What is the business case for women’s empowerment ?
The business case for women’s empowerment is clear. Women touch every aspect of corporate affairs as consumers, employees, business partners, and citizens. For international businesses with global reach, investing in women delivers returns in the form of reduced risk and reputation, stable supply chains, financial performance, and innovation. Women’s empowerment cannot be considered a “niche” issue to be addressed by sustainability teams or executive leadership alone.
International business is already taking steps to advance women’s empowerment as these two examples below show.
ANN INC. has built on its strategic commitment to women and reinforced its women’s empowerment initiatives throughout its supply chain through its 100,000 Women Commitment. The company has signed on to the Women’s Empowerment Principles, expanded participation in BSR’s HERproject to deliver programs on health and financial inclusion, and mainstreamed gender into the company’s supplier code of conduct. By 2018, ANN INC. will provide education and training to 100,000 women in its supply chain. In addition, the company has revised its supplier code of conduct to ensure that the company and its suppliers share a vision to support women. The steps ANN INC. has taken to include suppliers and supplier practices in the program represent a holistic and integrated approach across the company.
Standard Chartered has identified women as powerful, overlooked consumers with specific needs in the financial services they use. Business plays a role in providing access to goods and services that help women improve their living standards, and increase their mobility and potential. Product design and development should consider the needs and risks for women of goods, services, and technologies companies offers.

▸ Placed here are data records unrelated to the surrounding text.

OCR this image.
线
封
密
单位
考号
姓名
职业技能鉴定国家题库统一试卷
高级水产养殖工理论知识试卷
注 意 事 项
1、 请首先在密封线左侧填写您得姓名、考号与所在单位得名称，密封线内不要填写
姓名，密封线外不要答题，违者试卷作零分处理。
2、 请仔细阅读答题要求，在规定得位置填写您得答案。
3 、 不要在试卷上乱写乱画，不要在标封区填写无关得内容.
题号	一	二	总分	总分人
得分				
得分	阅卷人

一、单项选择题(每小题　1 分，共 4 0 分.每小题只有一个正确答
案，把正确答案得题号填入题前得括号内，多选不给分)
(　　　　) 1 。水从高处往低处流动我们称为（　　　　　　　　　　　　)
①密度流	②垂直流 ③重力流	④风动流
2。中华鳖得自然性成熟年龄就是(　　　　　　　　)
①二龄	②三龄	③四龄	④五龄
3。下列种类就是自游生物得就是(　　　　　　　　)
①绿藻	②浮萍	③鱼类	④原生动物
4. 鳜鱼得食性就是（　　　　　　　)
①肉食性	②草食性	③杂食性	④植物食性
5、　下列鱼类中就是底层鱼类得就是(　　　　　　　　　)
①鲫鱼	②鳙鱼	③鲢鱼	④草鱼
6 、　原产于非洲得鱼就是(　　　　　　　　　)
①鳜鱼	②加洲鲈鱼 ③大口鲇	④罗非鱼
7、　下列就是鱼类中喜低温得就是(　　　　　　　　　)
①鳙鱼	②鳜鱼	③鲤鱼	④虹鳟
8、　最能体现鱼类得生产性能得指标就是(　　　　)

Standard Chartered developed the Diva Club account, designed specifically for women consumers in Africa. The account is unique in that it addresses banking convenience, links to lifestyle benefits, and responds to women’s demand for networking opportunities and joint savings clubs among women customers. The focus on women has been a means for Standard Chartered to differentiate itself from its peers, and a way to connect with its women consumers.
Strategic partnerships are the way forward
Previous initiatives have shown that business can make an impact on women’s empowerment. Business can be a formidable force for positive change, and by seeking strategic partnerships to advance women’s empowerment, business can complement and enhance work done by donors and NGOs. There is a role for each sector to play.
Donors should proactively seek opportunities to link development priorities to business activities. As globalization increases business’s operations in emerging markets, there is an imperative for development actors to work with global business to ensure that economic progress is tied to increased individual prosperity, gender equality, and shared opportunity.
One way for donors to identify meaningful entry points for working with business on women’s empowerment is to concentrate on core business priorities. Donors and business can focus on three areas: employment and quality jobs, access to goods and services, and community engagement and investment. These three areas represent levers for businesses to support an inclusive economy. For example, applying a women’s empowerment perspective to employment and quality jobs could mean supporting capacity building programs that promote women’s advancement at work. Another example would be spearheading product design that combines business technical expertise and donor access to networks and communities to develop products that meet women’s needs in emerging markets. Harnessing business’s specific skillsets and understanding core business priorities is critical to productive collaboration with business.
Local NGOs seeking to work with global business and their suppliers should adapt their intervention approach to the specifics of a private sector setting. NGOs with strong experience delivering community programs on women’s empowerment can tailor their methodology to deliver the same high quality programing within the private sector. The workplace provides a new and often underutilized intervention point to reach women.
NGOs interested in partnering with business can define a specific strategy to engage businesses and deliver programs in a business setting. New programs must take into account the unique objectives and needs of working women, such as social and economic improvement, decision-making power, or other goals. NGOs must also consider the effects of an intervention on daily operations of a business, such as lost production time to participate in the program. Finally, NGOs should build a business case linking development objectives with benefits for the business, to speak the language of business and ensure their buy-in.
Global businesses should first decide that women’s empowerment is a corporate priority, and then support women through core activities and partnerships with other stakeholders. Defining corporate priorities for women’s empowerment requires a strategic approach that weighs both existing initiatives and company priorities. Developing partnerships with donors and NGOs can further enhance impact on women’s empowerment by bringing in expertise from those stakeholders.
One good place to start is the Women’s Empowerment Principles (WEPs), a joint initiative of UN Women and the UN Global Compact. The WEPs provide tools and resources for businesses seeking to define a corporate strategy, and signing the WEPs is one way to demonstrate corporate commitment to gender equality. The WEPs also serve as a community of best practice for business and other stakeholders working on women’s empowerment to work together and share challenges and successes.